De cualquier modo, aun antes de tratar del que puede ser considerado como el nacionalismo periférico de mayor envergadura, es imprescindible tratar del españolismo. Ya se ha indicado que los años finiseculares presenciaron una reafirmación del nacionalismo español (de gestación tardía y cuyos resultados a lo largo del siglo XIX habían sido relativamente débiles). Ahora, en cambio, se presenció, al mismo tiempo que la eclosión de los nacionalismos periféricos, la reafirmación de la conciencia nacional española, aunque partiendo de criterios distintos de tiempos anteriores. Como España siguió sin tener un adversario exterior no nació un partido nacionalista español. Pero, en primer lugar, el Estado, que había sido bastante inoperante en épocas anteriores, ahora tuvo mayor eficacia nacionalizadora a través, por ejemplo, de la educación (no se olvide que el Ministerio fue creado el mismo año en que ascendió al trono Alfonso XIII), de su intervención en materias económicas y del incremento de la burocracia.

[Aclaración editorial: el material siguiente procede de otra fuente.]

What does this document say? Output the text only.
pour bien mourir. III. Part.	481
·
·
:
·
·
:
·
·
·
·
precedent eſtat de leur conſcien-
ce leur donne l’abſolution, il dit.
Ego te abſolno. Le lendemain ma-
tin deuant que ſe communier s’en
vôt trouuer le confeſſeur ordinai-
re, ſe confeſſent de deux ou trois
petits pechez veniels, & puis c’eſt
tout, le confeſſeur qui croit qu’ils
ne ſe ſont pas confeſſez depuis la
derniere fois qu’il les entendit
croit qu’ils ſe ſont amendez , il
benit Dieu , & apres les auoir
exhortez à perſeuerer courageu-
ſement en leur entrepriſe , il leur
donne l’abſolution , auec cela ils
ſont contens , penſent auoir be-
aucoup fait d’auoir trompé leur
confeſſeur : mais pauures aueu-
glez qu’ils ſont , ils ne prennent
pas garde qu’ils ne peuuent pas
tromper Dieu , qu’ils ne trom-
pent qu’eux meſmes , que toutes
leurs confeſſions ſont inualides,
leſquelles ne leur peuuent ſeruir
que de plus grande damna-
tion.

Además, existió desde el final de siglo la idea de que era preciso celebrar los grandes fastos nacionales: en 1892 se conmemoró el descubrimiento de América y en 1905 el Quijote. La fiesta nacional fue instituida en 1918 con el poco oportuno nombre de Fiesta de la Raza, pero fue imaginada con antelación. La creación del Teatro Español, durante el gobierno de Maura, también obedeció a esos propósitos, porque había de servir para rememorar a los clásicos. Cuando se crearon instituciones de investigación en el terreno de las Humanidades, como el Centro de Estudios Históricos, gran parte de su tarea estuvo dirigida a reconstruir las raíces de lo español, por ejemplo, explorando la poesía popular medieval.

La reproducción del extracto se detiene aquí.